Bien que l'hospitalité et l'honneur égyptiens n'aient pas changé (une semaine auparavant, un chauffeur de taxi avait fait demi-tour pour rendre un billet de 100 livres que mon ami et moi avions donné à tort, pensant qu'il s'agissait d'un 10), il y a un sentiment palpable. sens de la tension sous la surface de la société égyptienne. Je ne sais pas si lors de mon deuxième voyage au Caire, j'ai été témoin de plus de bagarres et de combats de rue que je ne m'en souvienne jamais, ou si je suis juste plus au courant à leur sujet maintenant, mais la violence dans le marché aux dattes s'est terminée C'est le premier de deux incidents impliquant des armes à feu dont j'ai été témoin en un peu plus d'un mois en Égypte - le second était un combat de rage au volant entre des chauffeurs de taxi à Alexandrie.

Les Cairéniens parlent de la présence croissante d'armes dissimulées et mon cœur bat à chaque fois que j'entends le son menaçant de la cigale électrique des tasers, qui sont maintenant vendus ouvertement au coin des rues avec des coupe-ongles et des sous-vêtements. Dans les rues du centre-ville du Caire, toujours animées d'une multitude de conflits, les conflits sont inévitables, mais de nos jours, ils semblent dégénérer en coups plus rapides et il y a moins de policiers pour casser les choses.

Cette tension et la lutte dans le marché aux dattes sont compréhensibles; plus d'un an après leur révolution, de nombreux Égyptiens se retrouvent dans des situations similaires, sinon pires, à celles du 25 janvier. Plus d'une fois, j'ai même entendu la révolution qualifiée de "conneries".

Cela ne veut pas dire que la majorité des Égyptiens ont l'impression que la révolution n'a pas abouti, mais plutôt qu'elle est toujours en cours - les manifestants n'ont pas encore obtenu tout ce qu'ils avaient demandé, ce qui signifie qu'il y a de nombreux problèmes non résolus pour le peuple égyptien. se sentir en colère contre, en particulier les gens à Wekalet Al-Balah et Bulaq.

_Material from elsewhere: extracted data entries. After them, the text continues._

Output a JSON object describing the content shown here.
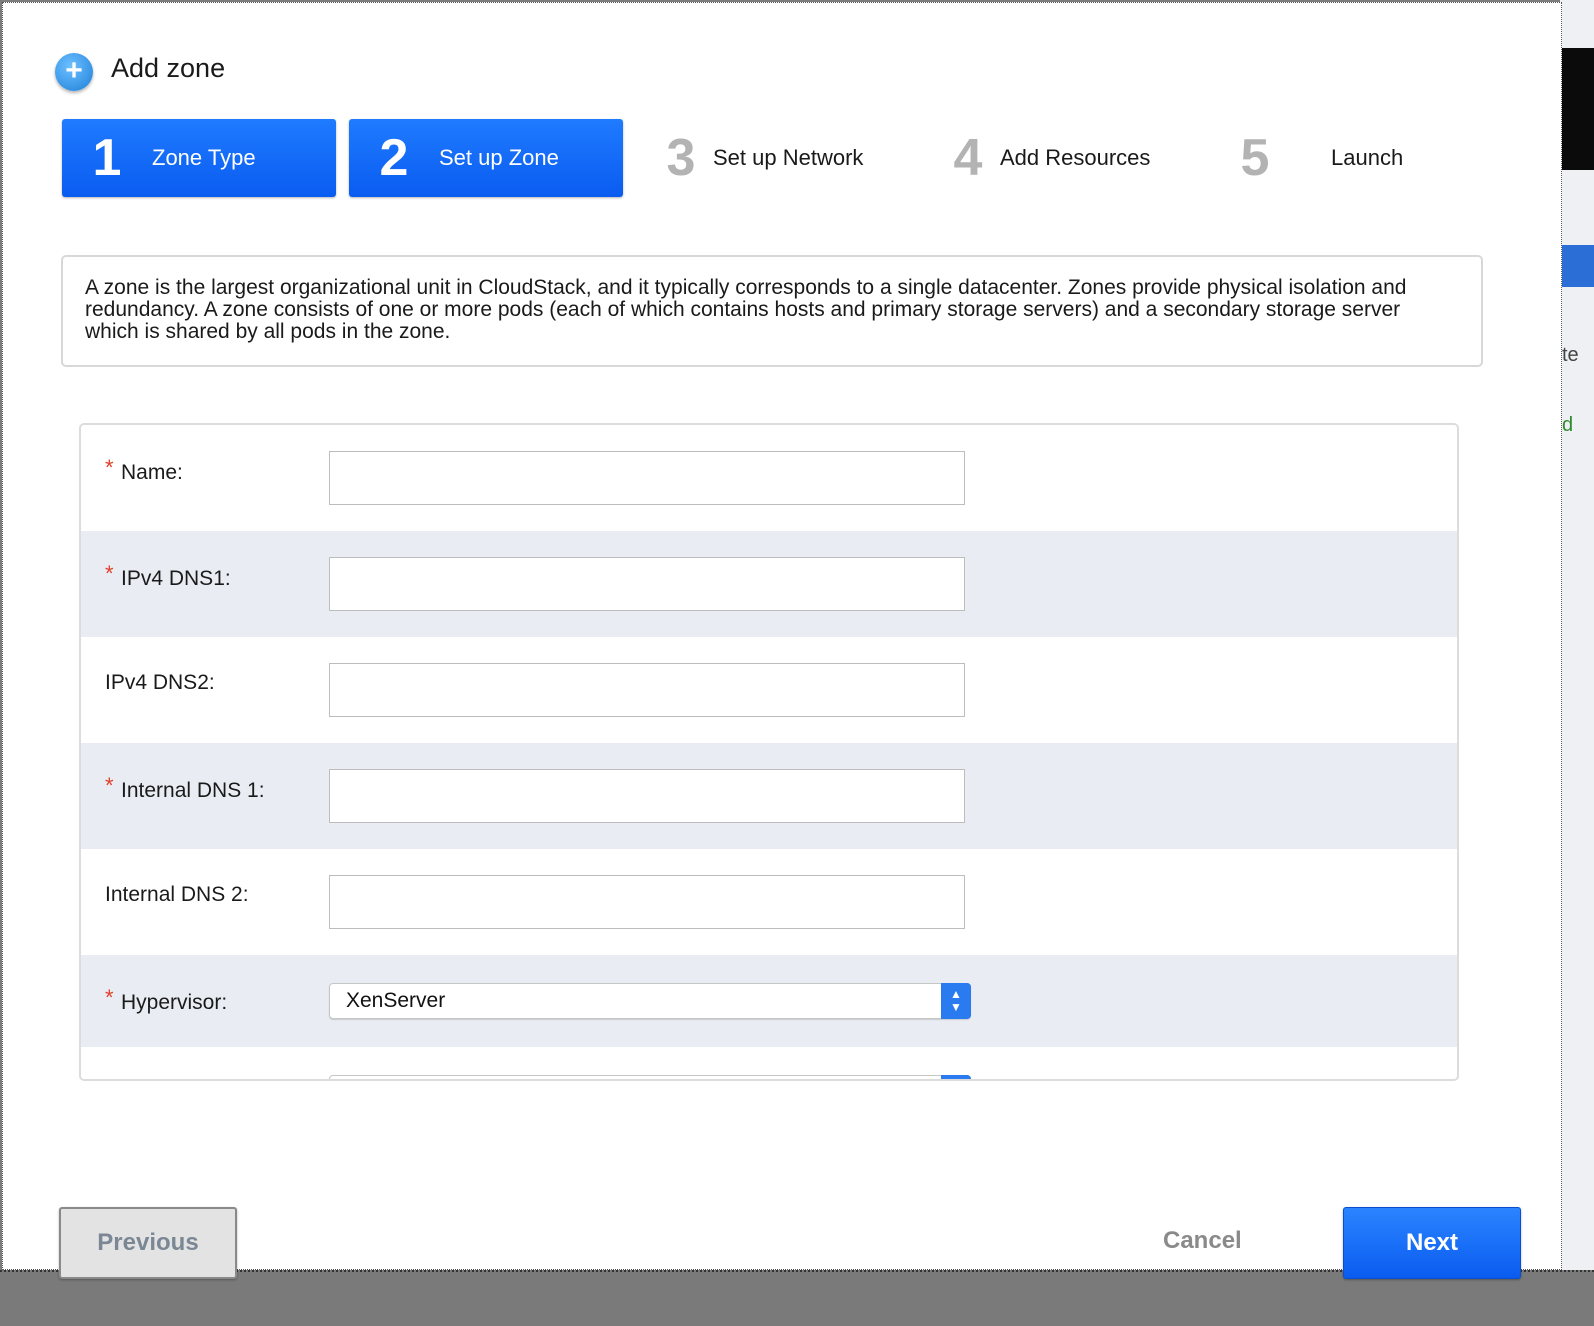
{
  "dialog": {
    "title": "Add zone",
    "steps": [
      {
        "num": "1",
        "label": "Zone Type",
        "state": "active"
      },
      {
        "num": "2",
        "label": "Set up Zone",
        "state": "active"
      },
      {
        "num": "3",
        "label": "Set up Network",
        "state": "inactive"
      },
      {
        "num": "4",
        "label": "Add Resources",
        "state": "inactive"
      },
      {
        "num": "5",
        "label": "Launch",
        "state": "inactive"
      }
    ],
    "description": "A zone is the largest organizational unit in CloudStack, and it typically corresponds to a single datacenter. Zones provide physical isolation and redundancy. A zone consists of one or more pods (each of which contains hosts and primary storage servers) and a secondary storage server which is shared by all pods in the zone.",
    "form": {
      "required_marker": "*",
      "name": {
        "label": "Name:",
        "value": ""
      },
      "ipv4_dns1": {
        "label": "IPv4 DNS1:",
        "value": ""
      },
      "ipv4_dns2": {
        "label": "IPv4 DNS2:",
        "value": ""
      },
      "internal_dns1": {
        "label": "Internal DNS 1:",
        "value": ""
      },
      "internal_dns2": {
        "label": "Internal DNS 2:",
        "value": ""
      },
      "hypervisor": {
        "label": "Hypervisor:",
        "value": "XenServer"
      }
    },
    "buttons": {
      "previous": "Previous",
      "cancel": "Cancel",
      "next": "Next"
    }
  },
  "background": {
    "partial_text_1": "te",
    "partial_text_2": "d"
  },
  "colors": {
    "accent": "#0a5cf0",
    "required": "#e0402a",
    "row_alt": "#e9edf3"
  }
}
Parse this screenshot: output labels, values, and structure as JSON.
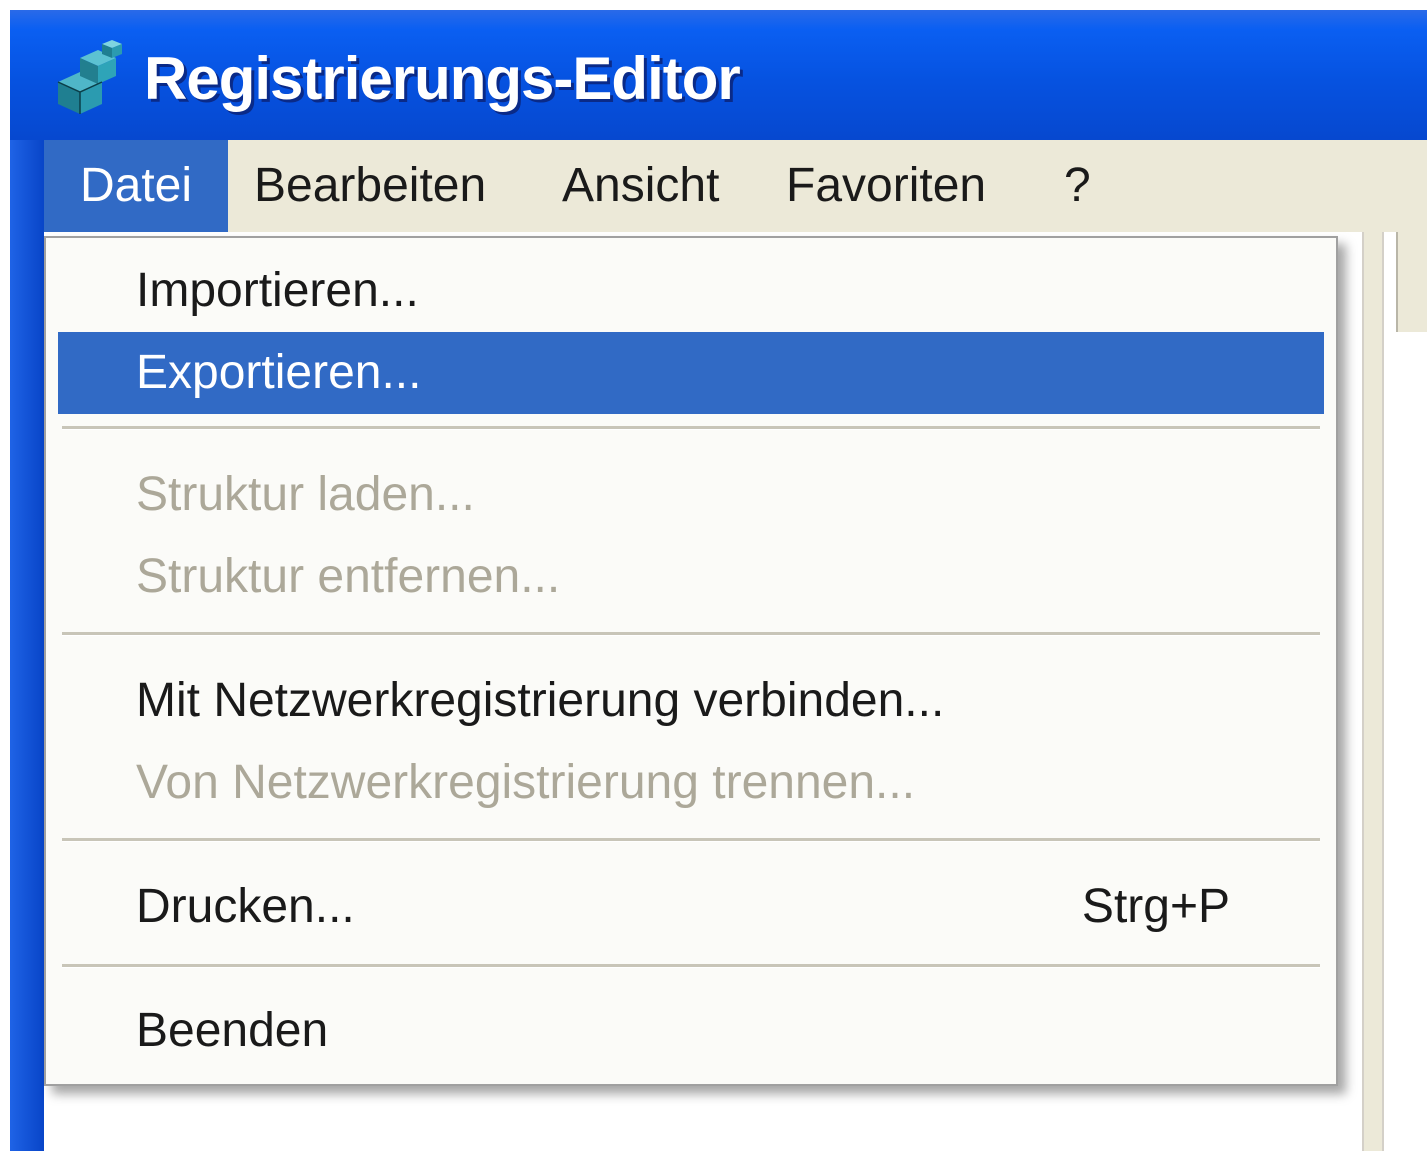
{
  "window": {
    "title": "Registrierungs-Editor",
    "app_icon": "registry-cubes-icon"
  },
  "menubar": {
    "items": [
      {
        "label": "Datei",
        "open": true
      },
      {
        "label": "Bearbeiten"
      },
      {
        "label": "Ansicht"
      },
      {
        "label": "Favoriten"
      },
      {
        "label": "?"
      }
    ]
  },
  "file_menu": {
    "items": [
      {
        "label": "Importieren...",
        "enabled": true
      },
      {
        "label": "Exportieren...",
        "enabled": true,
        "highlighted": true
      },
      {
        "label": "Struktur laden...",
        "enabled": false
      },
      {
        "label": "Struktur entfernen...",
        "enabled": false
      },
      {
        "label": "Mit Netzwerkregistrierung verbinden...",
        "enabled": true
      },
      {
        "label": "Von Netzwerkregistrierung trennen...",
        "enabled": false
      },
      {
        "label": "Drucken...",
        "enabled": true,
        "shortcut": "Strg+P"
      },
      {
        "label": "Beenden",
        "enabled": true
      }
    ]
  },
  "colors": {
    "titlebar": "#0652e0",
    "selection": "#316ac5",
    "disabled_text": "#aca899",
    "menubar_bg": "#ece9d8"
  }
}
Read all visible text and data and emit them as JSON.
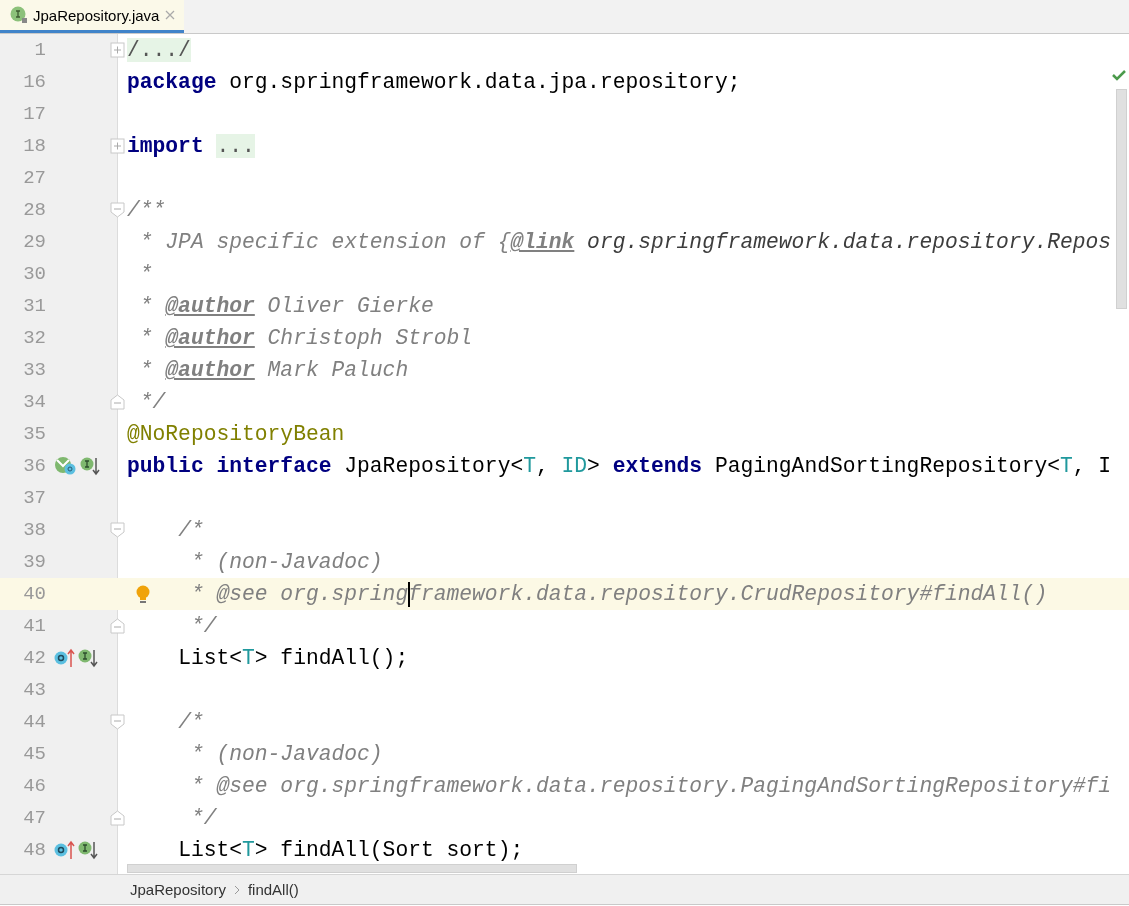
{
  "tabs": [
    {
      "label": "JpaRepository.java",
      "selected": true
    }
  ],
  "lines": [
    {
      "number": "1",
      "fold": {
        "kind": "expand"
      },
      "highlighted": false,
      "tokens": [
        {
          "text": "/.../",
          "kind": "folded"
        }
      ]
    },
    {
      "number": "16",
      "highlighted": false,
      "tokens": [
        {
          "text": "package",
          "kind": "keyword"
        },
        {
          "text": " org.springframework.data.jpa.repository;",
          "kind": "plain"
        }
      ]
    },
    {
      "number": "17",
      "highlighted": false
    },
    {
      "number": "18",
      "fold": {
        "kind": "expand"
      },
      "highlighted": false,
      "tokens": [
        {
          "text": "import ",
          "kind": "keyword"
        },
        {
          "text": "...",
          "kind": "folded"
        }
      ]
    },
    {
      "number": "27",
      "highlighted": false
    },
    {
      "number": "28",
      "fold": {
        "kind": "start"
      },
      "highlighted": false,
      "tokens": [
        {
          "text": "/**",
          "kind": "comment"
        }
      ]
    },
    {
      "number": "29",
      "highlighted": false,
      "tokens": [
        {
          "text": " * JPA specific extension of {",
          "kind": "comment"
        },
        {
          "text": "@link",
          "kind": "doc_tag"
        },
        {
          "text": " org.springframework.data.repository.Repos",
          "kind": "doc_ref"
        }
      ]
    },
    {
      "number": "30",
      "highlighted": false,
      "tokens": [
        {
          "text": " *",
          "kind": "comment"
        }
      ]
    },
    {
      "number": "31",
      "highlighted": false,
      "tokens": [
        {
          "text": " * ",
          "kind": "comment"
        },
        {
          "text": "@author",
          "kind": "doc_tag"
        },
        {
          "text": " Oliver Gierke",
          "kind": "comment"
        }
      ]
    },
    {
      "number": "32",
      "highlighted": false,
      "tokens": [
        {
          "text": " * ",
          "kind": "comment"
        },
        {
          "text": "@author",
          "kind": "doc_tag"
        },
        {
          "text": " Christoph Strobl",
          "kind": "comment"
        }
      ]
    },
    {
      "number": "33",
      "highlighted": false,
      "tokens": [
        {
          "text": " * ",
          "kind": "comment"
        },
        {
          "text": "@author",
          "kind": "doc_tag"
        },
        {
          "text": " Mark Paluch",
          "kind": "comment"
        }
      ]
    },
    {
      "number": "34",
      "fold": {
        "kind": "end"
      },
      "highlighted": false,
      "tokens": [
        {
          "text": " */",
          "kind": "comment"
        }
      ]
    },
    {
      "number": "35",
      "highlighted": false,
      "tokens": [
        {
          "text": "@NoRepositoryBean",
          "kind": "annotation"
        }
      ]
    },
    {
      "number": "36",
      "gutter": [
        {
          "kind": "implemented"
        },
        {
          "kind": "implementing"
        }
      ],
      "highlighted": false,
      "tokens": [
        {
          "text": "public interface",
          "kind": "keyword"
        },
        {
          "text": " JpaRepository<",
          "kind": "plain"
        },
        {
          "text": "T",
          "kind": "type_param"
        },
        {
          "text": ", ",
          "kind": "plain"
        },
        {
          "text": "ID",
          "kind": "type_param"
        },
        {
          "text": "> ",
          "kind": "plain"
        },
        {
          "text": "extends",
          "kind": "keyword"
        },
        {
          "text": " PagingAndSortingRepository<",
          "kind": "plain"
        },
        {
          "text": "T",
          "kind": "type_param"
        },
        {
          "text": ", I",
          "kind": "plain"
        }
      ]
    },
    {
      "number": "37",
      "highlighted": false
    },
    {
      "number": "38",
      "fold": {
        "kind": "start"
      },
      "highlighted": false,
      "tokens": [
        {
          "text": "    /*",
          "kind": "comment"
        }
      ]
    },
    {
      "number": "39",
      "highlighted": false,
      "tokens": [
        {
          "text": "     * (non-Javadoc)",
          "kind": "comment"
        }
      ]
    },
    {
      "number": "40",
      "bulb": true,
      "highlighted": true,
      "tokens": [
        {
          "text": "     * @see org.spring",
          "kind": "comment"
        },
        {
          "text": "framework.data.repository.CrudRepository#findAll()",
          "kind": "comment",
          "caret": true
        }
      ]
    },
    {
      "number": "41",
      "fold": {
        "kind": "end"
      },
      "highlighted": false,
      "tokens": [
        {
          "text": "     */",
          "kind": "comment"
        }
      ]
    },
    {
      "number": "42",
      "gutter": [
        {
          "kind": "overriding"
        },
        {
          "kind": "implementing"
        }
      ],
      "highlighted": false,
      "tokens": [
        {
          "text": "    List<",
          "kind": "plain"
        },
        {
          "text": "T",
          "kind": "type_param"
        },
        {
          "text": "> findAll();",
          "kind": "plain"
        }
      ]
    },
    {
      "number": "43",
      "highlighted": false
    },
    {
      "number": "44",
      "fold": {
        "kind": "start"
      },
      "highlighted": false,
      "tokens": [
        {
          "text": "    /*",
          "kind": "comment"
        }
      ]
    },
    {
      "number": "45",
      "highlighted": false,
      "tokens": [
        {
          "text": "     * (non-Javadoc)",
          "kind": "comment"
        }
      ]
    },
    {
      "number": "46",
      "highlighted": false,
      "tokens": [
        {
          "text": "     * @see org.springframework.data.repository.PagingAndSortingRepository#fi",
          "kind": "comment"
        }
      ]
    },
    {
      "number": "47",
      "fold": {
        "kind": "end"
      },
      "highlighted": false,
      "tokens": [
        {
          "text": "     */",
          "kind": "comment"
        }
      ]
    },
    {
      "number": "48",
      "gutter": [
        {
          "kind": "overriding"
        },
        {
          "kind": "implementing"
        }
      ],
      "highlighted": false,
      "tokens": [
        {
          "text": "    List<",
          "kind": "plain"
        },
        {
          "text": "T",
          "kind": "type_param"
        },
        {
          "text": "> findAll(Sort sort);",
          "kind": "plain"
        }
      ]
    }
  ],
  "breadcrumbs": [
    {
      "label": "JpaRepository"
    },
    {
      "label": "findAll()"
    }
  ]
}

Le morceau manquant à l'horizon du Caire

Je suis loin d'être le seul étranger attiré dans la région; l'un des premiers admirateurs de Bulaq était Napoléon Bonaparte. Lorsqu'il vint en Égypte au 18ème siècle, il appela la région des beaux lacs, ou lac magnifique, arabisés à Bulaq. Le quartier était bien connu comme le principal port du Caire depuis le XIVe siècle, et certaines des nombreuses choses échangées étaient des dates (d'où son nom).

Il y a environ 25 ans, il n'y avait que quelques vendeurs de vêtements de seconde main sur le marché, mais des hommes d'affaires entreprenants ont compris la demande de vêtements bon marché et de plus en plus de supports et de piles encombrent le trottoir.

Depuis que je suis arrivé au Marché Date, il y a deux ans, sa section de vêtements usagés s'est étendue jusqu'au 26 juillet, rue presque jusqu'à la station de métro Gamal Abdel Nasser et sur les marches du bâtiment de la Haute Cour, remplissant les trottoirs avec des colporteurs d'occasion presque jusqu'à la rue. point d'impassibilité.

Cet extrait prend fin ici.